Will Malaysia’s vape market go up in smoke?

by in Asia-Pacific.

Source: Michael Dorausch/flickr

Source: Michael Dorausch/flickr

Malaysia’s National Fatwa Council announced on Monday night that from now on e-cigarettes and vapes are haram — forbidden by Islam. Although no official data exists, Malaysia reportedly has the second-largest vaping market in the world after the U.S., and it is particularly popular among youth there. According to Ibrahim Mohamed, co-organizer of the Vaporizer Convention Kuala Lumpur 2015 (VapCon), there are some 1 million users nationwide, and about 10% are under 18.

Mohamed estimates that the Malaysian market had reached approximately $116 million by April, noting that e-cigarettes have only become more popular since then. Now there are over 1,000 vape shops nationwide and hundreds of local product brands.

However, Dr. Abdul Shukor Husin, chairman of the National Fatwa Council, decried  the harmful health effects, bad smell, and wasteful nature of e-cigarettes and vapes. And given the growing interest of women and children in vaping, the haram declaration aims “to prevent an unhealthy culture from spreading to future generations.”

Abdul Shukor also urged all states that had yet to issue a fatwa on e-cigarettes and vapes to use the National Fatwa Council’s decision as reference.

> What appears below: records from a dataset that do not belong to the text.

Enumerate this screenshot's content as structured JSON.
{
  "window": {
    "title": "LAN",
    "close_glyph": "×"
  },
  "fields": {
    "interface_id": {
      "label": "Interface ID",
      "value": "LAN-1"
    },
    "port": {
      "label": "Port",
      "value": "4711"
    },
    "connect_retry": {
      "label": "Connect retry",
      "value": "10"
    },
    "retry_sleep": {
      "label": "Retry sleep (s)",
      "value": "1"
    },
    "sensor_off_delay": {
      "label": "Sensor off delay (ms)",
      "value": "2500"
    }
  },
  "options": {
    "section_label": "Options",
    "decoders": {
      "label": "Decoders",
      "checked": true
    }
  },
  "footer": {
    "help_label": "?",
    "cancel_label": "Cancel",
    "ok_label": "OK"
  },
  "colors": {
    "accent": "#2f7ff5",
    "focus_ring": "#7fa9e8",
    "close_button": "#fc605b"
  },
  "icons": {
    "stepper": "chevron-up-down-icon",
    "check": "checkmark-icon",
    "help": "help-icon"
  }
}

But the council’s word is not law, and vaping is too popular for a ban to work. Although Malay-Muslims comprise an estimated 60% of vape traders, they won’t automatically follow the fatwa and give up their livelihoods. The industry has become well-established in the last six years, and a similar fatwa against cigarette smoking has not stopped Malaysians from partaking.

Furthermore, Deputy Health Minister Dr. Hilmi Yahya said on Tuesday that the fatwa will not affect the government’s existing policy on vaping (which allows only regulated sales). He also pointed out that vape sales fall under the purview of local governments. In fact, the states of Johor and Kelantan have declared their intent to enforce a ban on vape shops starting on January 1, while Kuala Lumpur has indicated that vape traders will not be granted business licenses.

In the face of uncertainty and contradictory vape policies at different levels of government, trade group Ikhlas’ president Mohd Ridzuan Abdullah told a news conference on Monday “If the federal government does not step up to address this issue, by that I mean, announcing proper guidelines on the sale [of vape products], about 10,000 traders will gather at the prime minister’s office or Bukit Aman or Parliament to protest and submit a memorandum.” Indeed, Kelantan could reverse its complete ban on the sale of vape or e-cigarette products if the Health Ministry issues guidelines for the industry, a state official said.

Rather than bans, a better option would be to raise taxes and increase enforcement of strict regulations in the industry.

Vapex 2016 – billed as the largest vape expo in Asia —  will be held in Kuala Lumpur in late February. By then hopefully the Malaysian market will be running on clarified rules.